Russia’s central bank has acted to reduce the key interest rate from 14 percent to 12.5 percent as the ruble continues to rally against the dollar and euro.
"Amid ruble appreciation and significant contraction in consumer demand in February-April 2015, monthly consumer price growth is declining and annual inflation is tending to stabilize," the Bank of Russia said in a statement.
According to Bank of Russia estimates, as of 27 April, annual consumer price growth rate stood at 16.5 percent (a 0.4-percent decrease compared to March – RBTH). The Bank of Russia predicts that annual inflation will slow down to less than 8 percent in a year (by April 2015) and to the target of 4 percent in 2017.

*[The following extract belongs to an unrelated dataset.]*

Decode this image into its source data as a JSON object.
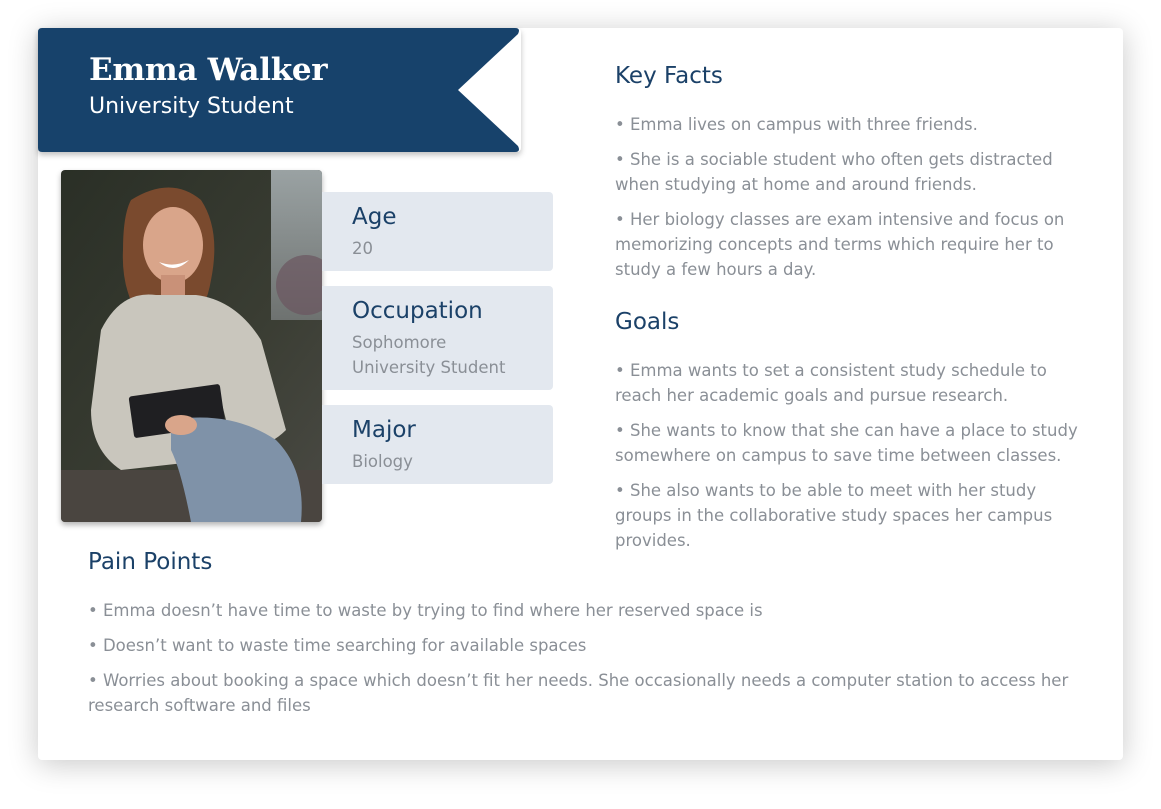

The reduction of the key rate means that the ruble will soon begin to weaken again, Alpari analyst Anna Kokoreva explained. And this, in turn, will boost the process of import substitution.

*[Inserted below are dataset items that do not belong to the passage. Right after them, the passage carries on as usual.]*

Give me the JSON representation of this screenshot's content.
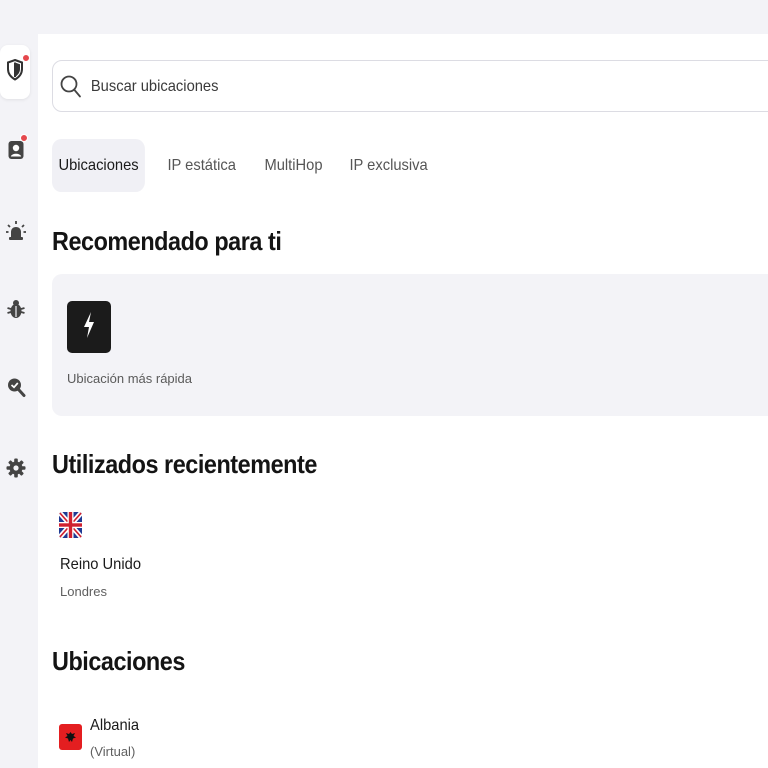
{
  "sidebar": {
    "items": [
      {
        "icon": "shield-icon",
        "badge": true,
        "active": true
      },
      {
        "icon": "user-icon",
        "badge": true,
        "active": false
      },
      {
        "icon": "alert-light-icon",
        "badge": false,
        "active": false
      },
      {
        "icon": "bug-icon",
        "badge": false,
        "active": false
      },
      {
        "icon": "search-check-icon",
        "badge": false,
        "active": false
      },
      {
        "icon": "gear-icon",
        "badge": false,
        "active": false
      }
    ]
  },
  "search": {
    "placeholder": "Buscar ubicaciones",
    "value": ""
  },
  "tabs": [
    {
      "label": "Ubicaciones",
      "active": true
    },
    {
      "label": "IP estática",
      "active": false
    },
    {
      "label": "MultiHop",
      "active": false
    },
    {
      "label": "IP exclusiva",
      "active": false
    }
  ],
  "recommended": {
    "title": "Recomendado para ti",
    "items": [
      {
        "icon": "bolt-icon",
        "label": "Ubicación más rápida"
      }
    ]
  },
  "recent": {
    "title": "Utilizados recientemente",
    "items": [
      {
        "flag": "uk-flag-icon",
        "country": "Reino Unido",
        "city": "Londres"
      }
    ]
  },
  "locations": {
    "title": "Ubicaciones",
    "items": [
      {
        "flag": "albania-flag-icon",
        "country": "Albania",
        "note": "(Virtual)"
      }
    ]
  },
  "colors": {
    "accent_badge": "#e5484d",
    "background": "#f3f3f7",
    "panel": "#ffffff",
    "bolt_box": "#1b1b1b"
  }
}
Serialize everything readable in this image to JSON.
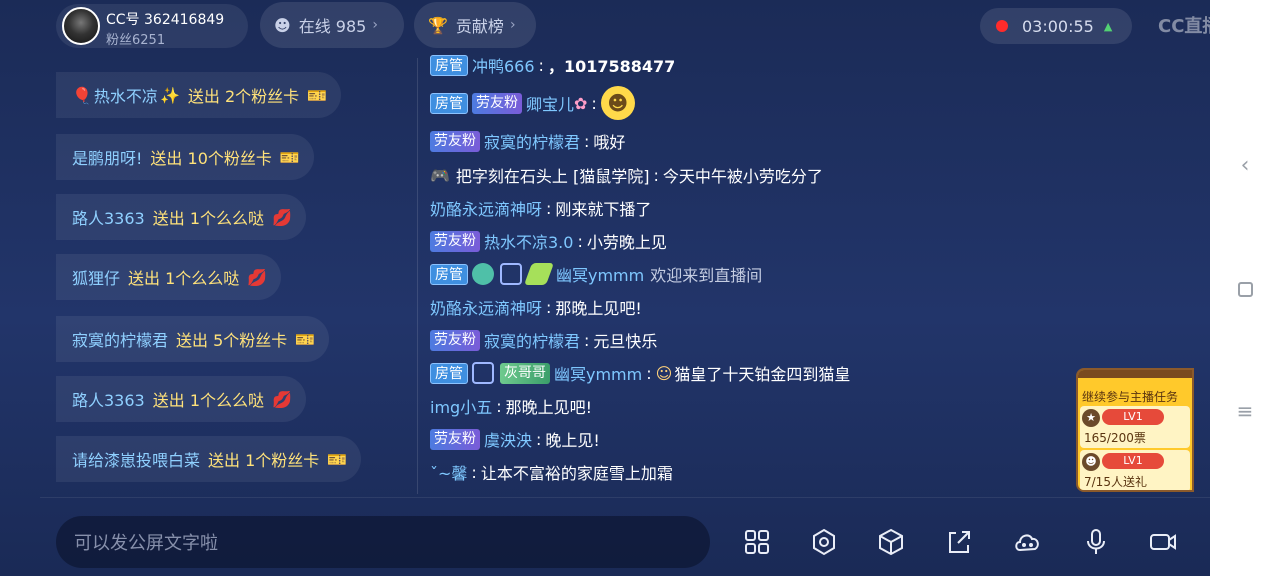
{
  "header": {
    "cc_id": "CC号 362416849",
    "fans": "粉丝6251",
    "online": "在线 985",
    "rank": "贡献榜",
    "timer": "03:00:55",
    "logo": "CC直播"
  },
  "gifts": [
    {
      "user": "热水不凉",
      "action": "送出 2个粉丝卡",
      "icon": "card"
    },
    {
      "user": "是鹏朋呀!",
      "action": "送出 10个粉丝卡",
      "icon": "card"
    },
    {
      "user": "路人3363",
      "action": "送出 1个么么哒",
      "icon": "kiss"
    },
    {
      "user": "狐狸仔",
      "action": "送出 1个么么哒",
      "icon": "kiss"
    },
    {
      "user": "寂寞的柠檬君",
      "action": "送出 5个粉丝卡",
      "icon": "card"
    },
    {
      "user": "路人3363",
      "action": "送出 1个么么哒",
      "icon": "kiss"
    },
    {
      "user": "请给漆崽投喂白菜",
      "action": "送出 1个粉丝卡",
      "icon": "card"
    }
  ],
  "badges": {
    "manager": "房管",
    "fan": "劳友粉",
    "grey": "灰哥哥"
  },
  "chat": [
    {
      "user": "冲鸭666",
      "text": "，1017588477"
    },
    {
      "user": "卿宝儿",
      "text": ""
    },
    {
      "user": "寂寞的柠檬君",
      "text": "哦好"
    },
    {
      "user": "把字刻在石头上 [猫鼠学院]",
      "text": "今天中午被小劳吃分了"
    },
    {
      "user": "奶酪永远滴神呀",
      "text": "刚来就下播了"
    },
    {
      "user": "热水不凉3.0",
      "text": "小劳晚上见"
    },
    {
      "user": "幽冥ymmm",
      "text": "欢迎来到直播间"
    },
    {
      "user": "奶酪永远滴神呀",
      "text": "那晚上见吧!"
    },
    {
      "user": "寂寞的柠檬君",
      "text": "元旦快乐"
    },
    {
      "user": "幽冥ymmm",
      "text": "猫皇了十天铂金四到猫皇"
    },
    {
      "user": "img小五",
      "text": "那晚上见吧!"
    },
    {
      "user": "虞泱泱",
      "text": "晚上见!"
    },
    {
      "user": "ˇ~馨",
      "text": "让本不富裕的家庭雪上加霜"
    }
  ],
  "task": {
    "title": "继续参与主播任务",
    "level1": "LV1",
    "progress1": "165/200票",
    "level2": "LV1",
    "progress2": "7/15人送礼"
  },
  "input": {
    "placeholder": "可以发公屏文字啦"
  }
}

"Products and technologies will be expensive to import and one will have to look for domestic equivalents, which means that the demand for Russian products will increase," said Kokoreva.
In addition, according to Kokoreva, the reduction of the key rate will allow banks to reduce interest rates on loans to legal entities – by an average of 2-3 percent.
"Of course, businesses will feel better," said FBS analyst Kira Yukhtenko.
"However, [the key rate of] 12.5 percent is still very high. For comparison, in China, it is about 5 percent. In the coming months, the Bank of Russia is likely to continue to reduce the rate, and the rate may drop to 10 percent," Yukhtenko said.
This is the third time this year that the central bank has cut the level of the key interest rate. In total, it has been reduced from 17 percent to 12.5 percent.
The key rate was raised dramatically in mid-December 2014 by 6.5 percentage points in an attempt to stave off inflation and the rapid devaluation of the ruble.